To prepare for new integrated care requirements for dual eligible Californians, San Francisco Health Plan (SFHP) and other Medi-Cal plans are in throes of setting up a Medicare Advantage Dual Eligible Special Needs Plan (D-SNP) in their service area, if they haven’t done so already. During the 15th Annual Medicare Market Innovations Forum, held April 8-9 in Orlando, Florida, SFHP’s Diane Sargent discussed the daunting task of building a D-SNP and the tremendous potential to improve care delivery for up to 47,000 dual eligible beneficiaries in the plan’s service area.

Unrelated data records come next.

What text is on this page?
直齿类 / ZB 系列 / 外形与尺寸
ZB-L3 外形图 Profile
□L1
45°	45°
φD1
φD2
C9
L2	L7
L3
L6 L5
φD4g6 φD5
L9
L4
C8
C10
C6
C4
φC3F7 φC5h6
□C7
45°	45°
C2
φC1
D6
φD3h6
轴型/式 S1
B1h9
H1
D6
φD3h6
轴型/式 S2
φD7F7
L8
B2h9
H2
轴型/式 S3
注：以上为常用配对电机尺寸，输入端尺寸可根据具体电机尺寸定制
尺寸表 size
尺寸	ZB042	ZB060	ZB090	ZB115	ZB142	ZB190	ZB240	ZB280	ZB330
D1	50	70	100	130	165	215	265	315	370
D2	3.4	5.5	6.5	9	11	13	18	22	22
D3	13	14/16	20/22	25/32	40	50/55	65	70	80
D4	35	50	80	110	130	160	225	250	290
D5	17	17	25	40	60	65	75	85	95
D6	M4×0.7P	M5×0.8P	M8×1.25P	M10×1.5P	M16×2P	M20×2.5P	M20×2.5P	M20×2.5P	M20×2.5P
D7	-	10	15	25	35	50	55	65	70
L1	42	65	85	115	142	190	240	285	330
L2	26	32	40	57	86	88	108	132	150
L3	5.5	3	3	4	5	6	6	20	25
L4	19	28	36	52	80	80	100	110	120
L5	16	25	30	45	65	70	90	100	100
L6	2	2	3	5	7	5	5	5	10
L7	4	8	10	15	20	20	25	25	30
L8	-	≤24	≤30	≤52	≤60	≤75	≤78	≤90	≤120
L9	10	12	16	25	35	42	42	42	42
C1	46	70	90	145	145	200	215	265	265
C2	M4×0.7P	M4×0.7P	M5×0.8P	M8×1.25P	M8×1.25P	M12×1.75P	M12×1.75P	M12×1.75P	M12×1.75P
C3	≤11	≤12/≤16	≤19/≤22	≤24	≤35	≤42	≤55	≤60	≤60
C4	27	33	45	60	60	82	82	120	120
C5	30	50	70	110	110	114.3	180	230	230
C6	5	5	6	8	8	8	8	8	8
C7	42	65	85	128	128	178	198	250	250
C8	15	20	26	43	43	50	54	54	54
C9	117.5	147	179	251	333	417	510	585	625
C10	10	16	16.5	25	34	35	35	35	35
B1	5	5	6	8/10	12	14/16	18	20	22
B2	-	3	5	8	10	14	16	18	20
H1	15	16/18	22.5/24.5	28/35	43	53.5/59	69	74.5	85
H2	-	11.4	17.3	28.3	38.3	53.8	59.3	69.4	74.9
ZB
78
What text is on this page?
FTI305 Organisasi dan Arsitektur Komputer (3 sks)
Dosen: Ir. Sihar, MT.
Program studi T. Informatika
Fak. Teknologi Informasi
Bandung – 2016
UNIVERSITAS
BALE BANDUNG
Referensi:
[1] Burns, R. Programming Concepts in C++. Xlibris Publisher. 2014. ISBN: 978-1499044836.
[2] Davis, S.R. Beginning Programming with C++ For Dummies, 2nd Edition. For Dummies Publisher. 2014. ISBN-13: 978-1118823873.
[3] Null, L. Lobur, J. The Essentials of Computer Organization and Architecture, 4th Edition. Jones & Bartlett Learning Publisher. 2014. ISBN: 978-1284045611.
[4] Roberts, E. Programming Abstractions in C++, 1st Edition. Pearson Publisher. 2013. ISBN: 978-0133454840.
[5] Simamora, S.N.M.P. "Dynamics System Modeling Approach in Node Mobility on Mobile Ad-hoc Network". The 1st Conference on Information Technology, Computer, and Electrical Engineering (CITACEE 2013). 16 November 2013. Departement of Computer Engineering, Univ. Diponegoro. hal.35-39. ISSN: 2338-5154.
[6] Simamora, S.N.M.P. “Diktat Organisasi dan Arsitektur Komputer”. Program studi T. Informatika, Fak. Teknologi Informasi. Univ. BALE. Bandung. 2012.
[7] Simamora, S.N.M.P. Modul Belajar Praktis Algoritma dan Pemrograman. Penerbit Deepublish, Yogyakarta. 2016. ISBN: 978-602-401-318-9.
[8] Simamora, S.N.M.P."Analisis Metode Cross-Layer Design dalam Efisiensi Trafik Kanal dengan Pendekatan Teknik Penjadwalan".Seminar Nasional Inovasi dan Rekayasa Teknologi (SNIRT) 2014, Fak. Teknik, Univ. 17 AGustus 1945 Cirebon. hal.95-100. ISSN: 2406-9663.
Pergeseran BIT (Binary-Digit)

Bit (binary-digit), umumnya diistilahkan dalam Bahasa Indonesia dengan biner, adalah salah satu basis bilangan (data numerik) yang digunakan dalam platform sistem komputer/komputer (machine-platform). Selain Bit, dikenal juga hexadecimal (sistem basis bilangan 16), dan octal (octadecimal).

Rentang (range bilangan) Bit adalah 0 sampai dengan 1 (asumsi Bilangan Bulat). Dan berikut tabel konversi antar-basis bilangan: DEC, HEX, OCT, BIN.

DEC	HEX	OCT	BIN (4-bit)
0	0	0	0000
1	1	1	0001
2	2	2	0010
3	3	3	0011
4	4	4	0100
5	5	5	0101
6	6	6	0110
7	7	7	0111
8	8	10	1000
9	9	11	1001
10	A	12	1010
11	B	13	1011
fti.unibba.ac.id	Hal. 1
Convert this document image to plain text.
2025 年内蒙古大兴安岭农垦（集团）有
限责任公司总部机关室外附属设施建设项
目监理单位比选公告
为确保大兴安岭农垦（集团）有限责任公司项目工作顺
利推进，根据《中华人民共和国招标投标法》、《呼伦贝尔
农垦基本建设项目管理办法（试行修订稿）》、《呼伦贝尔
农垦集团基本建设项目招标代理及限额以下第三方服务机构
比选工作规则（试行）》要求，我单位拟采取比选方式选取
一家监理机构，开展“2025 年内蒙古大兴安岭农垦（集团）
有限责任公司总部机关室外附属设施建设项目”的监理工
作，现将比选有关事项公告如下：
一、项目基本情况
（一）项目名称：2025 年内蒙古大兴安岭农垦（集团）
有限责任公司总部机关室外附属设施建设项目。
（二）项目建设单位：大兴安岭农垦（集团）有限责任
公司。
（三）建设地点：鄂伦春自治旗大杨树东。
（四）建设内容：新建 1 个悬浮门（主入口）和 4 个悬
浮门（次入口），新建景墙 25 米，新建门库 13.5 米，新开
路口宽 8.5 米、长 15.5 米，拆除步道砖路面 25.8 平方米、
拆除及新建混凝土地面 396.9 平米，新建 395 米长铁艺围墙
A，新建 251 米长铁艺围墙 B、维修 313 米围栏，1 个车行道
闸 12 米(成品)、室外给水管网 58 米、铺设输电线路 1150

As part of the California Advancing and Innovating Medi-Cal (CalAIM) initiative, the state’s Dept. of Health Care Services (DHCS) is implementing new policies to promote integrated care for duals that build on the Coordinated Care Initiative (CCI), the state’s financial alignment demonstration with CMS that included Medicare Medi-Cal Plans (MMPs) serving duals. Under the first phase of CalAIM, which kicked off in January 2023, DHCS launched D-SNPs in the seven CCI counites. Under an exclusively aligned enrollment (EAE) model, duals access their Medicare and Medi-Cal coverage via the same managed care plan. Managed care plans in non-CCI counties that wish to continue serving dual eligibles must launch EAE D-SNPs no later than Jan. 1, 2026.